Due to his age, it wouldn’t be surprising to see Castro begin the 2020 season in Kannapolis as a reliever. He’d be way too old to begin next year with the AZL Sox, and Great Falls wouldn’t be beneficial to a pitcher whose ground out rate was less than 30% last year. Since he’s pitched less than 111 combined innings over his four-year professional career, it’d make the most sense to have Castro begin next year in a relief role.
Cruz, a native of the Dominican Republic, signed with the White Sox in October 2018. Cruz acquitted himself relatively well this year in his first season of professional ball, as he posted a respectable 3.86 ERA and 1.30 WHIP in his 63 innings. During that span, he allowed just 57 hits (.237 OBA) and 25 walks (9.3%) while striking out 65 (24.1%). Lefties were his bugaboo as they hit .278 against Cruz’s offerings; righties, however, hit just .208 against him. While his control wasn’t great, it was decent enough for his first year. At 53.6%, Cruz’s ground out rate was particularly impressive. Cruz should begin next season with the AZL White Sox.
Jimenez didn’t have an especially great year, but he improved in nearly all areas from his difficult initial 2018 campaign. That year, Jimenez posted a 6.81 ERA and 2.12 WHIP over 39 2/3 innings as he relinquished 35 hits (.235 OBA) and a whopping 49 walks (23.7%) while fanning 46 (22.2%). This year, Jimenez improved to a 4.82 ERA and 1.45 WHIP as he surrendered 39 hits (.273 OBA) and 15 walks (9.2%) while striking out 30 (18.4%). Also, his ground out rate improved from 45.0% to 51.9% this year. By sacrificing a few more hits and fewer strikeouts, Jimenez improved his game by simply throwing the ball over the plate. It’s likely he’ll return to the DSL White Sox for 2020, but he could earn a promotion to the AZL White Sox later in the season if he continues to progress.
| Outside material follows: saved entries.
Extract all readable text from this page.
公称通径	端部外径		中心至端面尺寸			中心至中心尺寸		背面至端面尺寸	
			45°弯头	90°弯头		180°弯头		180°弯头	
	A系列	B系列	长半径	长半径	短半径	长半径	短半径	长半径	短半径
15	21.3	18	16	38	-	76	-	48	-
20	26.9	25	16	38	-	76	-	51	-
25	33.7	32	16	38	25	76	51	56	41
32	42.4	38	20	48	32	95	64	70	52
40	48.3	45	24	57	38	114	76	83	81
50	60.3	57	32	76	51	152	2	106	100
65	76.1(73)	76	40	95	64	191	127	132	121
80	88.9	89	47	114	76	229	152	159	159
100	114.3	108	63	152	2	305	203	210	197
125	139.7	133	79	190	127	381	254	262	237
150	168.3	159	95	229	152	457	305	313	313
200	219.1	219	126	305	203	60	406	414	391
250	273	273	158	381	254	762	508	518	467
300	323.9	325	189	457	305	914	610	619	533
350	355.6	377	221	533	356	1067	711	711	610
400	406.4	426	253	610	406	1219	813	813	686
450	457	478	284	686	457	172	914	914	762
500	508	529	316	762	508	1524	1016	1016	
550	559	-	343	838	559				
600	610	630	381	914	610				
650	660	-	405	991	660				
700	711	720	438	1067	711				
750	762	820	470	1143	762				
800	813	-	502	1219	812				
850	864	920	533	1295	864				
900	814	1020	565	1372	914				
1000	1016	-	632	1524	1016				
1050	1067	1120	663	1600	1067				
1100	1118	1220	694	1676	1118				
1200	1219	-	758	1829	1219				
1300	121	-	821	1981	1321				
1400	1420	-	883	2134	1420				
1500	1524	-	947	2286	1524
While the aforementioned Jimenez improved from a difficult rookie campaign of 2018, the same cannot be said of Benitez. Last year, Benitez attained a 6.10 ERA and 1.80 WHIP over 38 1/3 innings by ceding 26 hits (.200 OBA) and 43 walks (22.9%) while striking out 43 as well (22.9%). For 2019, Benitez suffered through an even worse 8.06 ERA and 1.79 WHIP over 22 1/3 innings by allowing 19 hits (.238 OBA) and 21 walks (19.3%) while fanning just 14 (12.8%). What’s more, his ground out rate worsened from an already low 46.3% to an abysmal 26.7%. Benitez finished the season on the restricted list for undisclosed reasons, and if he returns to the organization in 2020, it’d likely be with the DSL White Sox for a third year.
Mena, who won’t turn 17 until December, could be next year’s right-handed version of Ronaldo Guzman for the DSL White Sox. Mena didn’t pitch for the DSL Sox this year, but should join the rotation in 2020. He struck out six of the 11 batters he faced at the Mejia Top 10 Showcase in Las Vegas, and threw 86-88 mph at the event with a devastating curveball, according to Ben Badler of Baseball America.
Erick Bello like Mena, signed with the White Sox in International Signing Day on July 1, 2019 and didn’t pitch for the organization. Little information is availabe about the 5´11´´, 170-pound Dominican native.